Mit schlank geführtem Bariton sang Benjamin Appl stilsicher und ausdrucksstark die Kantate „Pygmalion“ von Johann Christoph Friedrich Bach, dem „Bückeburger Bach“. Es war eine Freude zu erleben, wie er, die Streicher der Jenaer Philharmonie und Carlos Goikoetxea Cancho (Cembalo) unter Reinhard Goebel diese selten zu hörende Kantate mit Leben erfüllten. Allein durch seine makellose, nuancierte Stimmführung, durch Mimik und Gestik gelang es Benjamin Appl, die Sehnsucht des Bildhauers Pygmalion nach der von ihm geschaffenen Statue zum Ausdruck zu bringen. Pygmalion möchte sie lebendig vor sich sehen und von ihr geliebt werden. Ob das gelingt oder Imagination bleibt, wird in feiner Schwebe belassen. So wie Pygmalion die Statue durch die Kraft der Liebe lebendig machen möchte, so ließen Benjamin Appl, das Jenaer Streichorchester samt Cembalist unter Reinhard Goebel Johann Christoph Friedrich Bachs vergessene Kantate wieder lebendig werden. Die Musik dankte es ihnen. Und das Jenaer Publikum erst recht. Vom „empfindsamen Stil“ wechselten Solist, Orchester und Dirigent zu Domenico Cimarosas heiterem Intermezzo „Il maestro di cappella“. Sie legten die authentisch orchestrierte Genfer Fassung aus dem Jahr 1815 zugrunde. Für die Jenaer Aufführung hatten Reinhard Goebel und Benjamin Appl eine deutsche Übersetzung angefertigt, die dieser mit musikalischem Humor und komödiantischem Esprit zu Gehör brachte. Wie er den „Kapellmeister alter Schule“ verkörperte, der Flöten, Oboen, Hörner und Streicher schließlich zu einem „gelingenden“ Ensemblespiel inspiriert, das war „giocoso“ (heiter) im besten Sinne. Seine geschmackvolle Aufführung der Genfer Fassung in deutscher Sprache kann als „Welturaufführung“ gelten.

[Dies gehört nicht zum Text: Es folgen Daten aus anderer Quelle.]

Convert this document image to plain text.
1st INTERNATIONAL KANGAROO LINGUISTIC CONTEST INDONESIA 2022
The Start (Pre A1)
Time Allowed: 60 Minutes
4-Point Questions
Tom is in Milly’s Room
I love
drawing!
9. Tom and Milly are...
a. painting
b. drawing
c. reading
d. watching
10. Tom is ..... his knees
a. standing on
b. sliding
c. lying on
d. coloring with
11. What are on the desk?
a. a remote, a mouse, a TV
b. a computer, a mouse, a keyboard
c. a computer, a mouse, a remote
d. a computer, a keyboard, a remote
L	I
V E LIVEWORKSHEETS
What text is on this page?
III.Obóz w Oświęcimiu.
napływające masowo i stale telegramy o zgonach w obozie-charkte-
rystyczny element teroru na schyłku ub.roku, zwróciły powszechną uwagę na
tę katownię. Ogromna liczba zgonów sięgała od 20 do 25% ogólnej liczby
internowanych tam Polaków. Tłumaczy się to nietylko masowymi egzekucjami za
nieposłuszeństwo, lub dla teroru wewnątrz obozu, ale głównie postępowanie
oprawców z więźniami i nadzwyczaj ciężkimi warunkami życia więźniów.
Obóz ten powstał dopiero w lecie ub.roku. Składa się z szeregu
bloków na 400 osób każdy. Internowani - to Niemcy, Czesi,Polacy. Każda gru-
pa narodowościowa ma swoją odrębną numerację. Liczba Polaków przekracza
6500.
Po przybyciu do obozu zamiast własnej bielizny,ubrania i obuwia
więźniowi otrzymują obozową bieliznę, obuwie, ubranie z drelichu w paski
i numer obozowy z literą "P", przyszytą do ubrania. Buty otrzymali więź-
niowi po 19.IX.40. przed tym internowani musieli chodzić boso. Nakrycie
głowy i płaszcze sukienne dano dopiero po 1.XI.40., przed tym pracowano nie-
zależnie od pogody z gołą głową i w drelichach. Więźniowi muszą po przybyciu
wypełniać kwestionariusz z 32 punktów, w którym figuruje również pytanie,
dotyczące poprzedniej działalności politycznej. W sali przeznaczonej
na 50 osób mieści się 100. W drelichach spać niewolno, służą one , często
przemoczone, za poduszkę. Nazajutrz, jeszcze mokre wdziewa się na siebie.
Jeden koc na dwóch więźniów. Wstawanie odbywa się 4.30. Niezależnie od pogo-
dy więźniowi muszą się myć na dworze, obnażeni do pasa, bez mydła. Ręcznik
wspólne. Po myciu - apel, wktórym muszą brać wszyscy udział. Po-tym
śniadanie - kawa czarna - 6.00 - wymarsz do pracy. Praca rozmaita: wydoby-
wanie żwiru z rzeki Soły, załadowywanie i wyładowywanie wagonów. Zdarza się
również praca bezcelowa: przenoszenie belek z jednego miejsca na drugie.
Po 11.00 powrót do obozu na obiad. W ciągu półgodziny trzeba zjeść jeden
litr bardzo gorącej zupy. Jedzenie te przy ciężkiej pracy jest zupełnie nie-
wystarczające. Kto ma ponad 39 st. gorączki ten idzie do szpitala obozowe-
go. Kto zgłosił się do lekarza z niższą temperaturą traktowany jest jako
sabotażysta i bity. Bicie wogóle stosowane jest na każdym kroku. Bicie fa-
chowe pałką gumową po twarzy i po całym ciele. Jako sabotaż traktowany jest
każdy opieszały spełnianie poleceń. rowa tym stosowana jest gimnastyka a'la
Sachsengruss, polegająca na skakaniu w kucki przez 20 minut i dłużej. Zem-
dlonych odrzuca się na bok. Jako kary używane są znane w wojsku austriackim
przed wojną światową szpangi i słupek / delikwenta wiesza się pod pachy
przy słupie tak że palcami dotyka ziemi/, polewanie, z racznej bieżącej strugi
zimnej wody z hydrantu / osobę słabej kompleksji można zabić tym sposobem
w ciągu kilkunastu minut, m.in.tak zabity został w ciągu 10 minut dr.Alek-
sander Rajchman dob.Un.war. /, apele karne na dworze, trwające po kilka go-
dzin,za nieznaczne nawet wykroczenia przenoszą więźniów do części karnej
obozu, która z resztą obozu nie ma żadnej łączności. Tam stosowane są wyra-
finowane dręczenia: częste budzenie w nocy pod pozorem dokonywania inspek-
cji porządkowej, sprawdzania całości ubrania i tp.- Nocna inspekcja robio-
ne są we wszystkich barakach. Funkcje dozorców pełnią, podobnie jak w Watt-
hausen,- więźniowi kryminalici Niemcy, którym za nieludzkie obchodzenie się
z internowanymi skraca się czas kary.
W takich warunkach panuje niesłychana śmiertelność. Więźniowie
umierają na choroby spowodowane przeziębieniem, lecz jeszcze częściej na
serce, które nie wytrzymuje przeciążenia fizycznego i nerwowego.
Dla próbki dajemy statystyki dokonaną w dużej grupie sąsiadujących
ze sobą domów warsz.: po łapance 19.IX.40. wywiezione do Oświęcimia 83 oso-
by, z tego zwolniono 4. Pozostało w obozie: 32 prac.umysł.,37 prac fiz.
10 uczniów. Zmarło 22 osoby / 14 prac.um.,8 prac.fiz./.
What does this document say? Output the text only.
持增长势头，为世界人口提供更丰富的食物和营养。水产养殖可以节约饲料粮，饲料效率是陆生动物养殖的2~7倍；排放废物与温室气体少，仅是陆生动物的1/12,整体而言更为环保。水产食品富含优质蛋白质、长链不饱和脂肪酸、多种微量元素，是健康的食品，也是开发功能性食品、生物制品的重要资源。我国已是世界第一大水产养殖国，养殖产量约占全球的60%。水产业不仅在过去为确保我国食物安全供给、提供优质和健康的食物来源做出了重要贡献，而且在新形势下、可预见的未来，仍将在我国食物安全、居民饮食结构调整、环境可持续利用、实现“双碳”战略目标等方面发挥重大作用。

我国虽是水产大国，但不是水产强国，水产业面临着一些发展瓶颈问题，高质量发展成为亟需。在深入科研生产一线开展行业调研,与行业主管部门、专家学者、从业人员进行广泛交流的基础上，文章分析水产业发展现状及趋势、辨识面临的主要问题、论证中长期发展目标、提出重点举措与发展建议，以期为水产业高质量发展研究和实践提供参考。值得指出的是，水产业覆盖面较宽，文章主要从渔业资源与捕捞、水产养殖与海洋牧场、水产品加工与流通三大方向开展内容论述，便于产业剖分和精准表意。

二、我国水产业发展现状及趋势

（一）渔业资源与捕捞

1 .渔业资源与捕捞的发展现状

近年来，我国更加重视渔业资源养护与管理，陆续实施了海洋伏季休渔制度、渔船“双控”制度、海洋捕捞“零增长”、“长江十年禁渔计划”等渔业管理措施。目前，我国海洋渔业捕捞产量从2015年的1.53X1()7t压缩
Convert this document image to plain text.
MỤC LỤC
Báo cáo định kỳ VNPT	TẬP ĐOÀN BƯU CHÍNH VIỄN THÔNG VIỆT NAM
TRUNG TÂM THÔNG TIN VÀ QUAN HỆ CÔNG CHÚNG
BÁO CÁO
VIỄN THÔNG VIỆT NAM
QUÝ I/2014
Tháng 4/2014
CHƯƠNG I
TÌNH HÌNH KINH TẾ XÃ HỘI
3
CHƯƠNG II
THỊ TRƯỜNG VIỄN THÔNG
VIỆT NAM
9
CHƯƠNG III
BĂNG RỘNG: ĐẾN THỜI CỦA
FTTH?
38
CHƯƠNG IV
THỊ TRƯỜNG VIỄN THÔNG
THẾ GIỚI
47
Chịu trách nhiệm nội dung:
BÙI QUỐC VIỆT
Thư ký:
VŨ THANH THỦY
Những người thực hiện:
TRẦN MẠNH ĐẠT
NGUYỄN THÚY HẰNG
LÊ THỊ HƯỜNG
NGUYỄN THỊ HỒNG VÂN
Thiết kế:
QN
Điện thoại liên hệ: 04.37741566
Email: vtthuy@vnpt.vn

Das Jenaer Publikum dankte mit lang anhaltendem herzlichem Beifall seinem ARTIST IN RESIDENCE und darf schon jetzt auf das Silvester- und Neujahrskonzert gespannt sein.
Ein Mozart-Klang voller Lebendigkeit und Schönheit
Zum Abschluss des Konzerts spielte das Orchester unter Reinhard Goebel Mozarts „Prager Sinfonie“. Gewiss, manches klang sehr ungewohnt. Andere Lesarten und Spielweisen sind möglich und vorstellbar. Die Interpretation von Mozarts 1786 komponierter Sinfonie, zwischen „Figaro“ und „Don Giovanni“ entstanden, trug ganz die Handschrift des Dirigenten: energiegeladen im Kopfsatz, elegisch und rhythmisch prägnant im Andante und voller Rasanz im Finalsatz. Unter seiner Leitung fand das Jenaer Philharmonische Orchester zu einem von der historischen Aufführungspraxis inspirierten Mozart-Klang voller Lebendigkeit und Schönheit!